The 1980 recession triggered by the oil shock of 1979 was followed by a second recession in 1981, so there was no recovery in profits for several years. The post-GFC experience was the opposite: despite an anemic growth recovery over a few years, corporate profitability returned to its pre-GFC highs within 12 months.

There are other, grimmer possibilities like the L-path for an economy that doesn’t recover for years, such as the Great Depression or the W-swing for a double-dip recession, similar to what took place in the U.S. in the 1980s or how in Europe, the sovereign debt crisis followed the global financial crisis.

Even markets that mirror the economy’s U-shaped path are nonetheless in a bottoming-out process with an upward bias over time.

Despite the V-shaped pattern often seen in growth and corporate profits, the typical path of asset prices cannot be summarized in a single letter. Equities, for example, have required 20 months on average to recoup their peak-to-trough recession losses, but with a wide range.

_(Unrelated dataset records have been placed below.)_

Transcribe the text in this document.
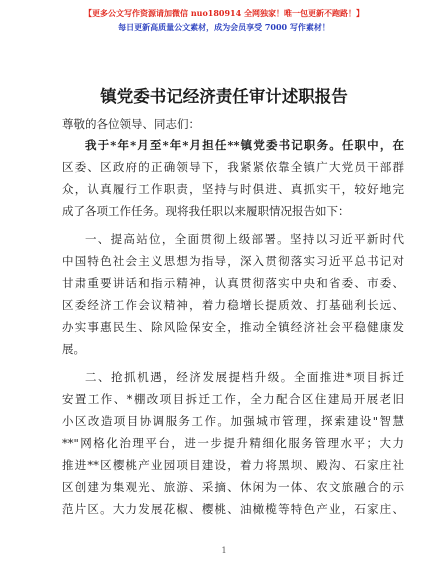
【更多公文写作资源请加微信 nuo180914 全网独家！唯一包更新不跑路！】
每日更新高质量公文素材，成为会员享受 7000 写作素材！
镇党委书记经济责任审计述职报告
尊敬的各位领导、同志们：
我于*年*月至*年*月担任**镇党委书记职务。任职中，在
区委、区政府的正确领导下，我紧紧依靠全镇广大党员干部群
众，认真履行工作职责，坚持与时俱进、真抓实干，较好地完
成了各项工作任务。现将我任职以来履职情况报告如下：
一、提高站位，全面贯彻上级部署。坚持以习近平新时代
中国特色社会主义思想为指导，深入贯彻落实习近平总书记对
甘肃重要讲话和指示精神，认真贯彻落实中央和省委、市委、
区委经济工作会议精神，着力稳增长提质效、打基础利长远、
办实事惠民生、除风险保安全，推动全镇经济社会平稳健康发
展。
二、抢抓机遇，经济发展提档升级。全面推进*项目拆迁
安置工作、*棚改项目拆迁工作，全力配合区住建局开展老旧
小区改造项目协调服务工作。加强城市管理，探索建设"智慧
**"网格化治理平台，进一步提升精细化服务管理水平；大力
推进**区樱桃产业园项目建设，着力将黑坝、殿沟、石家庄社
区创建为集观光、旅游、采摘、休闲为一体、农文旅融合的示
范片区。大力发展花椒、樱桃、油橄榄等特色产业，石家庄、
1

Four of the stock market recoveries following recessions in the 1970s, 1980s and 1990s occurred in only a few months, whereas those that followed bubbles in the late 1990s, in ”dotcom” stocks or in housing in the mid-2000s, required about four years to retrace.

Full retracement in credit spreads, or the difference in yield between a U.S. Treasury bond and another debt security of the same maturity but different credit quality, has also required more time on average, around 18 months, than the recovery in the underlying economy.

“The U.S and global economy might exhibit more U than V-shaped characteristics as occurred after the GFC, so will likely fail to recoup its 2020 first half output loss even by the end of 2021. Does growth normalization that requires at least six quarters imply that markets will need another 18 months to retrace fully their first quarter 2020 losses? No. The retracement process can be shorter in markets with direct policy backstops,” said Normand.

“Even markets that mirror the economy’s U-shaped path are nonetheless in a bottoming-out process with an upward bias over time. These deserve neutral allocations at worst and more likely small over-weights given the risk/reward when the economy turns,” added Normand.